Ces dernières années, des tentatives de traversée massive ont eu lieu, coïncidant souvent avec des crises diplomatiques. Par exemple, en mai 2021, des milliers de migrants et de Marocains sont entrés à Ceuta lors d'un différend diplomatique sur le Sahara occidental, submergeant les autorités locales. Plus récemment, en 2025, une autre vague de traversées a été signalée alors que le Maroc manifestait son mécontentement sur certaines questions.

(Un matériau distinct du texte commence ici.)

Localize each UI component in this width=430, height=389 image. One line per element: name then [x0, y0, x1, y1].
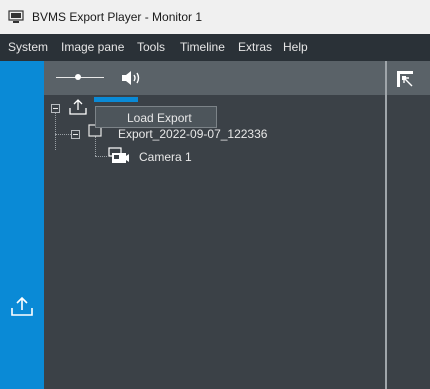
image-pane-panel [387, 61, 430, 389]
menu-extras[interactable]: Extras [238, 40, 272, 54]
context-menu: Load Export [95, 106, 217, 128]
toolbar [44, 61, 386, 95]
export-collapse-toggle[interactable] [71, 130, 80, 139]
volume-slider[interactable] [52, 67, 108, 89]
upload-export-icon[interactable] [9, 294, 35, 321]
menu-bar: System Image pane Tools Timeline Extras … [0, 34, 430, 61]
tree-connector [55, 112, 56, 150]
window-title: BVMS Export Player - Monitor 1 [32, 10, 203, 24]
speaker-icon[interactable] [120, 70, 142, 89]
upload-icon[interactable] [68, 98, 88, 119]
menu-image-pane[interactable]: Image pane [61, 40, 124, 54]
volume-slider-thumb[interactable] [74, 74, 81, 80]
root-collapse-toggle[interactable] [51, 104, 60, 113]
menu-help[interactable]: Help [283, 40, 308, 54]
menu-timeline[interactable]: Timeline [180, 40, 225, 54]
menu-tools[interactable]: Tools [137, 40, 165, 54]
context-menu-load-export[interactable]: Load Export [127, 111, 192, 125]
menu-system[interactable]: System [8, 40, 48, 54]
tree-connector [95, 156, 107, 157]
export-tree: Export_2022-09-07_122336 Camera 1 [44, 95, 386, 389]
export-node-label[interactable]: Export_2022-09-07_122336 [118, 127, 267, 141]
image-pane-header [387, 61, 430, 95]
pane-layout-icon[interactable] [396, 70, 414, 91]
left-sidebar [0, 61, 44, 389]
camera-icon [108, 147, 130, 168]
title-bar: BVMS Export Player - Monitor 1 [0, 0, 430, 34]
root-node-selection[interactable] [94, 97, 138, 102]
camera-node-label[interactable]: Camera 1 [139, 150, 192, 164]
app-monitor-icon [8, 10, 24, 27]
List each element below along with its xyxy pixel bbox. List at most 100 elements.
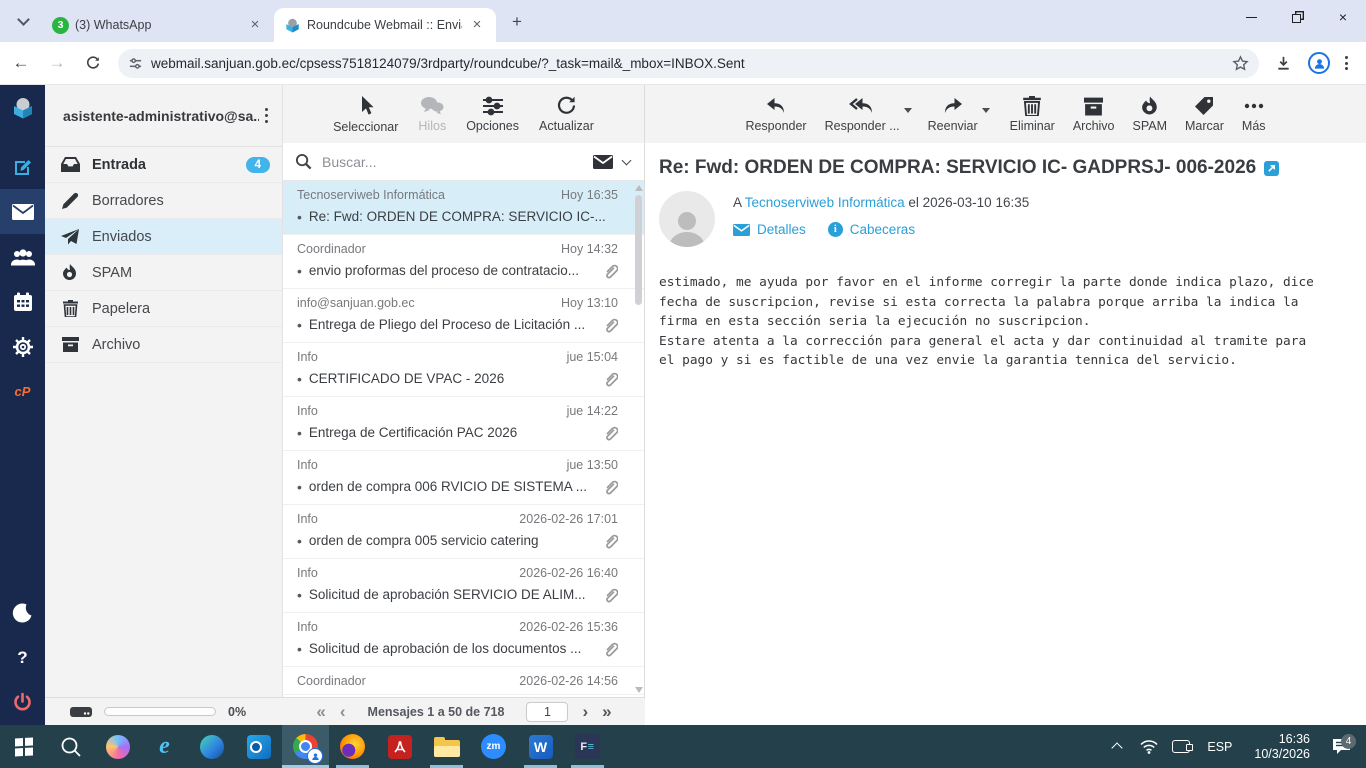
address-bar[interactable]: webmail.sanjuan.gob.ec/cpsess7518124079/… [118,48,1259,78]
roundcube-logo[interactable] [0,85,45,130]
help-button[interactable]: ? [0,635,45,680]
site-settings-icon[interactable] [128,56,143,71]
list-scrollbar[interactable] [633,183,643,695]
reply-button[interactable]: Responder [737,94,814,135]
attachment-icon [603,587,618,603]
wifi-indicator[interactable] [1135,739,1163,754]
headers-toggle[interactable]: i Cabeceras [827,222,915,237]
bookmark-star-icon[interactable] [1232,54,1249,72]
message-row[interactable]: Info jue 13:50 • orden de compra 006 RVICI… [283,451,644,505]
folder-spam[interactable]: SPAM [45,255,282,291]
zoom-button[interactable]: zm [470,725,517,768]
reload-button[interactable] [78,48,108,78]
forward-button[interactable]: Reenviar [920,94,990,135]
next-page-button[interactable]: › [582,703,588,720]
word-button[interactable]: W [517,725,564,768]
copilot-button[interactable] [94,725,141,768]
start-button[interactable] [0,725,47,768]
folder-entrada[interactable]: Entrada 4 [45,147,282,183]
folder-papelera[interactable]: Papelera [45,291,282,327]
notification-center-button[interactable]: 4 [1324,734,1358,755]
close-button[interactable]: × [1320,0,1366,34]
chrome-button[interactable] [282,725,329,768]
profile-button[interactable] [1303,48,1335,78]
delete-button[interactable]: Eliminar [1002,94,1063,135]
tab-close-icon[interactable]: × [246,16,264,34]
file-explorer-button[interactable] [423,725,470,768]
account-header[interactable]: asistente-administrativo@sa... [45,85,282,147]
scroll-up-icon[interactable] [635,185,643,191]
back-button[interactable]: ← [6,48,36,78]
tab-roundcube[interactable]: Roundcube Webmail :: Enviados × [274,8,496,42]
f-app-button[interactable]: F ≡ [564,725,611,768]
scroll-down-icon[interactable] [635,687,643,693]
message-row[interactable]: info@sanjuan.gob.ec Hoy 13:10 • Entrega de… [283,289,644,343]
acrobat-button[interactable] [376,725,423,768]
clock[interactable]: 16:36 10/3/2026 [1244,732,1320,762]
spam-button[interactable]: SPAM [1125,94,1176,135]
mark-button[interactable]: Marcar [1177,94,1232,135]
account-menu-button[interactable] [259,102,274,128]
unread-dot-icon: • [297,425,302,441]
message-row[interactable]: Info 2026-02-26 17:01 • orden de compra 00… [283,505,644,559]
folder-label: Archivo [92,336,141,353]
prev-page-button[interactable]: ‹ [340,703,346,720]
message-row[interactable]: Coordinador Hoy 14:32 • envio proformas de… [283,235,644,289]
refresh-button[interactable]: Actualizar [531,93,602,135]
message-row[interactable]: Tecnoserviweb Informática Hoy 16:35 • Re: … [283,181,644,235]
tab-whatsapp[interactable]: 3 (3) WhatsApp × [42,8,274,42]
options-button[interactable]: Opciones [458,94,527,135]
minimize-button[interactable] [1228,0,1274,34]
more-button[interactable]: Más [1234,94,1274,135]
mail-nav-button[interactable] [0,189,45,234]
reply-all-button[interactable]: Responder ... [817,94,912,135]
folder-archivo[interactable]: Archivo [45,327,282,363]
new-tab-button[interactable]: + [504,9,530,35]
cpanel-icon[interactable]: cP [0,369,45,414]
details-toggle[interactable]: Detalles [733,222,806,237]
attachment-icon [603,533,618,549]
message-row[interactable]: Info jue 15:04 • CERTIFICADO DE VPAC - 202… [283,343,644,397]
compose-button[interactable] [0,144,45,189]
search-scope-mail-icon[interactable] [593,154,613,169]
edge-button[interactable] [188,725,235,768]
recipient-link[interactable]: Tecnoserviweb Informática [745,195,905,210]
message-row[interactable]: Info jue 14:22 • Entrega de Certificación … [283,397,644,451]
last-page-button[interactable]: » [602,703,611,720]
internet-explorer-button[interactable]: e [141,725,188,768]
dropdown-caret-icon[interactable] [903,107,912,113]
contacts-nav-button[interactable] [0,234,45,279]
search-scope-caret-icon[interactable] [621,155,632,165]
language-indicator[interactable]: ESP [1199,740,1240,754]
forward-button[interactable]: → [42,48,72,78]
first-page-button[interactable]: « [316,703,325,720]
search-input[interactable] [322,153,593,170]
page-number-input[interactable]: 1 [526,701,569,722]
settings-nav-button[interactable] [0,324,45,369]
select-button[interactable]: Seleccionar [325,93,406,136]
message-row[interactable]: Coordinador 2026-02-26 14:56 [283,667,644,695]
open-in-new-window-icon[interactable] [1264,160,1280,176]
downloads-button[interactable] [1267,48,1299,78]
logout-button[interactable] [0,680,45,725]
folder-enviados[interactable]: Enviados [45,219,282,255]
tab-search-button[interactable] [8,6,38,36]
firefox-button[interactable] [329,725,376,768]
taskbar-search-button[interactable] [47,725,94,768]
browser-menu-button[interactable] [1339,50,1354,76]
message-row[interactable]: Info 2026-02-26 16:40 • Solicitud de aprob… [283,559,644,613]
tray-expand-button[interactable] [1103,741,1131,754]
message-row[interactable]: Info 2026-02-26 15:36 • Solicitud de aprob… [283,613,644,667]
calendar-nav-button[interactable] [0,279,45,324]
dropdown-caret-icon[interactable] [981,107,990,113]
scrollbar-thumb[interactable] [635,195,642,305]
url-text[interactable]: webmail.sanjuan.gob.ec/cpsess7518124079/… [151,56,1232,71]
tab-close-icon[interactable]: × [468,16,486,34]
outlook-button[interactable] [235,725,282,768]
maximize-button[interactable] [1274,0,1320,34]
folder-borradores[interactable]: Borradores [45,183,282,219]
cast-indicator[interactable] [1167,740,1195,753]
threads-button[interactable]: Hilos [410,94,454,135]
archive-button[interactable]: Archivo [1065,94,1123,135]
darkmode-toggle[interactable] [0,590,45,635]
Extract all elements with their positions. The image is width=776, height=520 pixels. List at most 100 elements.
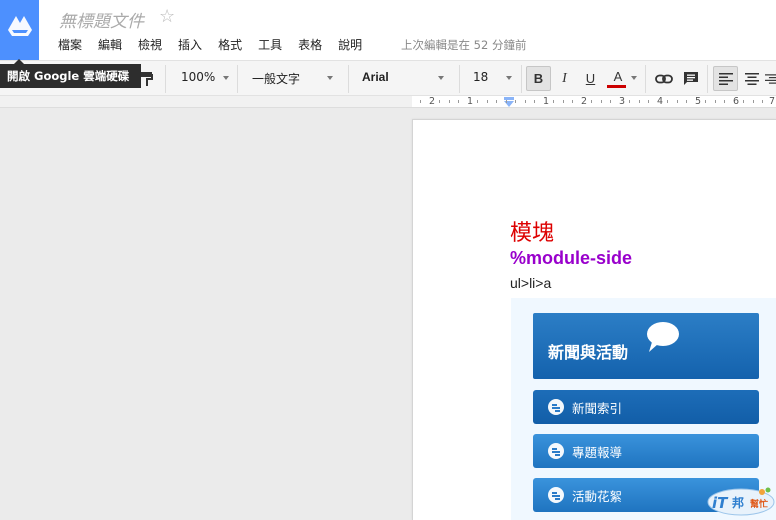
document-title[interactable]: 無標題文件 [59, 7, 144, 32]
menu-item[interactable]: 工具 [250, 36, 290, 53]
chevron-down-icon [506, 76, 512, 80]
news-bullet-icon [548, 443, 564, 459]
ruler-number: 5 [695, 96, 702, 107]
module-link[interactable]: 新聞索引 [533, 390, 759, 424]
ruler-tick [534, 100, 535, 103]
font-family-select[interactable]: Arial [362, 70, 444, 84]
last-edit-status[interactable]: 上次編輯是在 52 分鐘前 [401, 37, 526, 53]
svg-text:邦: 邦 [732, 495, 744, 510]
chevron-down-icon [438, 76, 444, 80]
ruler-tick [563, 100, 564, 103]
align-right-icon [765, 73, 776, 84]
insert-link-button[interactable] [651, 66, 676, 91]
menu-bar: 檔案 編輯 檢視 插入 格式 工具 表格 說明 [50, 36, 370, 53]
font-size-value: 18 [473, 70, 489, 84]
paint-format-icon[interactable] [140, 71, 154, 87]
underline-button[interactable]: U [578, 66, 603, 91]
ruler-tick [762, 100, 763, 103]
insert-comment-button[interactable] [678, 66, 703, 91]
zoom-select[interactable]: 100% [181, 70, 229, 84]
ruler-tick [667, 100, 668, 103]
ruler-tick [525, 100, 526, 103]
ruler-tick [753, 100, 754, 103]
align-center-button[interactable] [739, 66, 764, 91]
news-bullet-icon [548, 399, 564, 415]
paragraph-style-value: 一般文字 [252, 72, 301, 86]
menu-item[interactable]: 格式 [210, 36, 250, 53]
module-link[interactable]: 專題報導 [533, 434, 759, 468]
app-header: 無標題文件 ☆ 檔案 編輯 檢視 插入 格式 工具 表格 說明 上次編輯是在 52 分鐘前 [0, 0, 776, 60]
drive-tooltip: 開啟 Google 雲端硬碟 [0, 64, 141, 88]
indent-marker-icon[interactable] [503, 97, 515, 107]
menu-item[interactable]: 編輯 [90, 36, 130, 53]
ruler-tick [629, 100, 630, 103]
ruler-tick [639, 100, 640, 103]
menu-item[interactable]: 檢視 [130, 36, 170, 53]
toolbar-separator [707, 65, 708, 93]
ruler: 2 1 1 2 3 4 5 6 7 [0, 96, 776, 108]
toolbar-separator [237, 65, 238, 93]
bold-button[interactable]: B [526, 66, 551, 91]
font-family-value: Arial [362, 70, 389, 84]
toolbar-separator [459, 65, 460, 93]
align-right-button[interactable] [765, 66, 776, 91]
paragraph-style-select[interactable]: 一般文字 [252, 70, 333, 87]
text-color-button[interactable]: A [604, 66, 632, 91]
ruler-tick [449, 100, 450, 103]
italic-button[interactable]: I [552, 66, 577, 91]
ithome-watermark-logo: iT 邦 幫忙 [707, 487, 775, 516]
ruler-tick [439, 100, 440, 103]
news-bullet-icon [548, 487, 564, 503]
toolbar-separator [521, 65, 522, 93]
ruler-tick [648, 100, 649, 103]
ruler-number: 1 [543, 96, 550, 107]
zoom-value: 100% [181, 70, 216, 84]
speech-bubble-icon [647, 322, 679, 352]
ruler-tick [677, 100, 678, 103]
text-color-swatch [607, 85, 626, 88]
ruler-tick [715, 100, 716, 103]
comment-icon [683, 72, 698, 85]
align-left-icon [718, 72, 733, 85]
module-link-label: 專題報導 [572, 444, 623, 460]
ruler-tick [724, 100, 725, 103]
menu-item[interactable]: 檔案 [50, 36, 90, 53]
ruler-number: 2 [581, 96, 588, 107]
google-drive-icon [7, 16, 32, 36]
ruler-tick [458, 100, 459, 103]
ruler-tick [496, 100, 497, 103]
document-subheading[interactable]: %module-side [510, 248, 632, 269]
ruler-tick [506, 100, 507, 103]
text-color-letter: A [613, 69, 623, 84]
document-body-text[interactable]: ul>li>a [510, 275, 551, 291]
menu-item[interactable]: 插入 [170, 36, 210, 53]
toolbar-separator [165, 65, 166, 93]
svg-text:iT: iT [712, 494, 729, 512]
ruler-tick [705, 100, 706, 103]
chevron-down-icon [223, 76, 229, 80]
link-icon [654, 74, 673, 83]
ruler-number: 4 [657, 96, 664, 107]
ruler-tick [686, 100, 687, 103]
align-left-button[interactable] [713, 66, 738, 91]
module-title: 新聞與活動 [548, 343, 629, 362]
ruler-tick [487, 100, 488, 103]
google-drive-button[interactable] [0, 0, 39, 60]
module-link-label: 活動花絮 [572, 488, 623, 504]
ruler-tick [601, 100, 602, 103]
document-heading[interactable]: 模塊 [510, 215, 554, 247]
ruler-number: 1 [467, 96, 474, 107]
ruler-number: 7 [769, 96, 776, 107]
document-page[interactable]: 模塊 %module-side ul>li>a 新聞與活動 新聞索引專題報導活動… [412, 119, 776, 520]
ruler-tick [610, 100, 611, 103]
chevron-down-icon [631, 76, 637, 80]
menu-item[interactable]: 說明 [330, 36, 370, 53]
font-size-select[interactable]: 18 [473, 70, 513, 84]
ruler-number: 2 [429, 96, 436, 107]
ruler-number: 6 [733, 96, 740, 107]
ruler-tick [515, 100, 516, 103]
menu-item[interactable]: 表格 [290, 36, 330, 53]
star-icon[interactable]: ☆ [159, 6, 175, 27]
ruler-tick [553, 100, 554, 103]
ruler-tick [420, 100, 421, 103]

Le gouvernement espagnol a répondu en renforçant la sécurité frontalière et en cherchant la coopération de l'UE, tandis que les organisations de défense des droits humains ont critiqué le traitement des migrants, y compris les retours sommaires. La situation reste un équilibre délicat entre les préoccupations sécuritaires et les obligations humanitaires.
En août 2026, la situation à la frontière est tendue mais stable, sans incident majeur signalé ces dernières semaines. Cependant, les dynamiques de pouvoir sous-jacentes continuent de façonner les relations entre Madrid et Rabat, faisant de Ceuta un baromètre de leurs liens diplomatiques.